However, a downside, is that it may be an enormous waste of time and be almost impossible with little to no benefit. What do you think?
And do you believe there is a threshold (in difficulty, complexity...) at which point it isn't advisable? (An interpreter could be before or after that threshold)
Of course there is a limit to this. It wouldn't make sense to intentionally avoid looking up solutions if you are stuck on a specific problem for several hours or days. But IMO it also doesn't make sense to read a whole textbook without trying to implement anything. What has worked well for me is to do it in an iterative fashion. Read when necessary.

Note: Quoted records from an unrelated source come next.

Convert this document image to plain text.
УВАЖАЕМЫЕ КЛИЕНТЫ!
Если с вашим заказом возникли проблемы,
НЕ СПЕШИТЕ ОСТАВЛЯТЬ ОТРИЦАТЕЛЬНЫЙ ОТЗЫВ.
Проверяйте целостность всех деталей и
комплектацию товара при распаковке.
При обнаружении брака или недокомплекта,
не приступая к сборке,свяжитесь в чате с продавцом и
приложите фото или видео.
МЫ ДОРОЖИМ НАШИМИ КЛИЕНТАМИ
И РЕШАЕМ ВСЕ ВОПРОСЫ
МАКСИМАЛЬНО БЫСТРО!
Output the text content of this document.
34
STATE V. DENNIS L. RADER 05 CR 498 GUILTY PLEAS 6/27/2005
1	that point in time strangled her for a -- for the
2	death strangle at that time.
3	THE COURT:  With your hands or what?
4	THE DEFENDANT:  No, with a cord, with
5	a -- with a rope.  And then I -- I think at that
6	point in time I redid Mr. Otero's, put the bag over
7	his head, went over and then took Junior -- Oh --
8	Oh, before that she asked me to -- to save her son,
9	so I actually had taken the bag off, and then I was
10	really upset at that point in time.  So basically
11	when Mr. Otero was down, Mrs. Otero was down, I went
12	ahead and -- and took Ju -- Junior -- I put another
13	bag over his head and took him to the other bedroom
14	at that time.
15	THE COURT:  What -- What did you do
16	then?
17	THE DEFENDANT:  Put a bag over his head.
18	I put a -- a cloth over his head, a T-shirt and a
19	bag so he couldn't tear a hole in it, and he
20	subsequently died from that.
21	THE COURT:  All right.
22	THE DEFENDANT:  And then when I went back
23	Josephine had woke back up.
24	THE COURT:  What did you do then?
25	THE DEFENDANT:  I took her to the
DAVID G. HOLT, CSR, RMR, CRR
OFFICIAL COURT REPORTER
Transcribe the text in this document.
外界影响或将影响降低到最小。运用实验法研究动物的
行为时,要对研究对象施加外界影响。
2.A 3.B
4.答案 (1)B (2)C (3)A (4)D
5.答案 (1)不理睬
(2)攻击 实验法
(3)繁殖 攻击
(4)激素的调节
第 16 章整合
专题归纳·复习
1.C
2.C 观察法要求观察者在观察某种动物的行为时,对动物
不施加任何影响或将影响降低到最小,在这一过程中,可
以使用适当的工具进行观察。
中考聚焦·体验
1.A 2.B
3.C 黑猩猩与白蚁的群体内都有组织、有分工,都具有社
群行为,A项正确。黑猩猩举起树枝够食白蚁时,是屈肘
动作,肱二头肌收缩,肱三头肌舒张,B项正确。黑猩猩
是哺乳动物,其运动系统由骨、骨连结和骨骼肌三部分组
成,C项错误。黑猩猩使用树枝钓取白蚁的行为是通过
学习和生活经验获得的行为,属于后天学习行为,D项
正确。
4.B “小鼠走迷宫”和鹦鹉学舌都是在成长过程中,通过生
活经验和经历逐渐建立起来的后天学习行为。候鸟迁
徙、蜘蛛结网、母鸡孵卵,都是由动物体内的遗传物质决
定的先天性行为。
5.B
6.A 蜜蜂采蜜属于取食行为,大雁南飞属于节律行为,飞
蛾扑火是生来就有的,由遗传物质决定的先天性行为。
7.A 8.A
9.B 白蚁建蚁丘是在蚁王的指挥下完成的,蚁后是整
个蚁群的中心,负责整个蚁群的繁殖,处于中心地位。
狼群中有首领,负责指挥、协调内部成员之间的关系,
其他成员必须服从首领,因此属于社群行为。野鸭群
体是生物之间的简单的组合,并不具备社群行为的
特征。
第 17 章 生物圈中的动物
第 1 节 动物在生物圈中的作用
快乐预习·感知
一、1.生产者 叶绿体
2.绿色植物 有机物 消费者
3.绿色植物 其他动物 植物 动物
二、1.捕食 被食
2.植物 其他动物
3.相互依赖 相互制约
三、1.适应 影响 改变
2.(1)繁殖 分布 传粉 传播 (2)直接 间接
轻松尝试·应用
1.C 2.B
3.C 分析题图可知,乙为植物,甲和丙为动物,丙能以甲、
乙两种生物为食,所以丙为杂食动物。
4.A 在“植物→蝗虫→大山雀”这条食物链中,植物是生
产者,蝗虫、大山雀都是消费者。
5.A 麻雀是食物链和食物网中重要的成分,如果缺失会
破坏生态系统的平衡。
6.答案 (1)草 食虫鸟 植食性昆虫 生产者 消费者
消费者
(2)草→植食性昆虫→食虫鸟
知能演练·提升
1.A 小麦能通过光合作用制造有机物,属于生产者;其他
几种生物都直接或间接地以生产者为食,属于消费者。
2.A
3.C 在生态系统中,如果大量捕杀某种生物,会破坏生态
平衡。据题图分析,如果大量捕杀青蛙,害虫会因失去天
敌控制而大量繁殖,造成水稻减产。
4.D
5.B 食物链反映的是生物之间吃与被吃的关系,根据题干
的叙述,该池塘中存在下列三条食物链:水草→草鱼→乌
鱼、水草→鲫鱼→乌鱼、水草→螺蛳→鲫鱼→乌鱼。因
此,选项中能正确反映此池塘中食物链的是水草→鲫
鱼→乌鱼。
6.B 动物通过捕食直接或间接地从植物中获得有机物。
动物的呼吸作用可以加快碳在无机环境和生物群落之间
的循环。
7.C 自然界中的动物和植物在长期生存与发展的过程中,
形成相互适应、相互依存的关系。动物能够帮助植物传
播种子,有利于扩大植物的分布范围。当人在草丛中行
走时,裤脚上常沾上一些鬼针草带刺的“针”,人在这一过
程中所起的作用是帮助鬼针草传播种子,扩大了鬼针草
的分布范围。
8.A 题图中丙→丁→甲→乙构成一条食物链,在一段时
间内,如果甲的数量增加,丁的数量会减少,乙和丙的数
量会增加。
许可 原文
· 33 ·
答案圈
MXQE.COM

Just for this reason, I'd say no. You won't learn much from something that feels impossible, because it's too complex to analyze your findings.
What you should do is rephrase the problem into something that is possible... I'd say with about 50% chance of failure. Instead of a full interpreter, write a component of one maybe. Or try reverse engineering a simple one. Maybe try cloning an existing one so you can see where problems lie.
Just the act of breaking down an impossible problem into a possible one is a major skill.
And ignore 'threshold', often it's an imagined difficulty, check out George Dantzig[0], he mistook two unsolved maths problems for homework and solved them both!
[0] https://math.stackexchange.com/questions/533146/dantzigs-uns...
For job-related work? Definitely not. Always survey the state of the art first.